- Directed by: Sherine Xavier
- Screenplay by: Sheirne Xavier
- Produced by: The Social Architects
- Starring: Annapoorani, Harris Moosa, Shambhavi Madhan, Iffat Fatima, Ajith, Shalini, Afreen Kabir
- Cinematography: Ravivarman Neelamegam
- Edited by: B. Lenin
- Music by: Suren Vikhash, Raanaa Kanthasamy
- Production company: The Social Architects
- Release date: 2009;
- Running time: 106 minutes
- Country: Sri Lanka
- Languages: Tamil English Sinhala
- Budget: US$ 250,000

= Muttrupulliyaa =

Muttrupulliyaa is a Sri Lankan film about four individuals of Tamil descent living in Sri Lanka after the end of the Sri Lankan Civil War in 2009. This is the first film from Sri Lanka to describe this period.

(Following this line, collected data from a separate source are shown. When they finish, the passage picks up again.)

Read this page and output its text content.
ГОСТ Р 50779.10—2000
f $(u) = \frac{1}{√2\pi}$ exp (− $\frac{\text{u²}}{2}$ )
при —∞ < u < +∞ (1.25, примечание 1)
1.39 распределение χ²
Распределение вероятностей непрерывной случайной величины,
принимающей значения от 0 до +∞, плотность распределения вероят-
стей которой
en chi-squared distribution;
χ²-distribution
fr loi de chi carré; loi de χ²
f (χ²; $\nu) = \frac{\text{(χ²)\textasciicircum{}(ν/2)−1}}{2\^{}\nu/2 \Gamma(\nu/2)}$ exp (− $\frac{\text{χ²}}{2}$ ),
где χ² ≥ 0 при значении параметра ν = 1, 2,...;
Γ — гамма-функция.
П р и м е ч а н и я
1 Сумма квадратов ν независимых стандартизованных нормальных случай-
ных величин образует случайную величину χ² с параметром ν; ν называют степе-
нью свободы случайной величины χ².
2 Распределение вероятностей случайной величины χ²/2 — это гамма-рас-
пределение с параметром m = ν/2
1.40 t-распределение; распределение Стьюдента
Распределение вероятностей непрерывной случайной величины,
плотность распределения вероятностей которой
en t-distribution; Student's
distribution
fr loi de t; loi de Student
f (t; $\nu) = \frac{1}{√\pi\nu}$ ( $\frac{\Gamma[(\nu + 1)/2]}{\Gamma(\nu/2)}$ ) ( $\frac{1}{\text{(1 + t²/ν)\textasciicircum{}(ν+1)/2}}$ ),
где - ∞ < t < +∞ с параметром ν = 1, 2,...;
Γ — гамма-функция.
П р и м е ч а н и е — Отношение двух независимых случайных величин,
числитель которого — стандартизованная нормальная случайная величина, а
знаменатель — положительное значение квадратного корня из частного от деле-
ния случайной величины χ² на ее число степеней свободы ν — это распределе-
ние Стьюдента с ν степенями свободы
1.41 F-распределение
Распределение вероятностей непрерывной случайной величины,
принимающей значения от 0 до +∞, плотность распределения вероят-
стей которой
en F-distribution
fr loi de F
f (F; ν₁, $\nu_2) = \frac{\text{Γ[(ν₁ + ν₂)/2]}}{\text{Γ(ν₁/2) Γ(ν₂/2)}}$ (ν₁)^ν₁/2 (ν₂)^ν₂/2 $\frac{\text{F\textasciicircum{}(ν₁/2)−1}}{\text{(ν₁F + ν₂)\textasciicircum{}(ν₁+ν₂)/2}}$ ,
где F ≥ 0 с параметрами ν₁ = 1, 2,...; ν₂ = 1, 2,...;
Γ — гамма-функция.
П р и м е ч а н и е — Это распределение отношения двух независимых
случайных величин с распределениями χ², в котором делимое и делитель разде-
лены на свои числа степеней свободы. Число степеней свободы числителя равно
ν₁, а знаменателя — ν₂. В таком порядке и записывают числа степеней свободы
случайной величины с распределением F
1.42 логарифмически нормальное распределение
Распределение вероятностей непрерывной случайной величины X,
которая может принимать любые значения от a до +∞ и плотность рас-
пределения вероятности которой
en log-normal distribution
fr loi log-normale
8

The story of Muttrupulliyaa is told through a former female Tamil tiger rebel living in Jaffna with her three children and her husband missing after he surrendered to the Sri Lankan army, a historian living in the Vanni; an environmental activist from Colombo and a young journalist from Chennai who travels to Sri Lanka.

The production team had to shoot undercover in Sri Lanka, hiding their real identities because of the risks. Despite these precautions, some of the film team were arrested or forced into hiding.

Muttrupulliyaa premiered at the Jaffna film festival.

==Censorship==
Muttrupulliyaa was allowed to be screened in Sri Lanka and was approved by the Public Performance Board of Sri Lanka.

Muttrupulliyaa was banned in India by the censor board as it would damage Indo-Sri Lanka relations. The ban was later lifted by the Film Certification Appellate Tribunal. However, the filmmaker had to morph the Liberation Tigers of Tamil Eelam flags, cut out photographs of its slain leaders and state that the film was a work of fiction inspired by real events.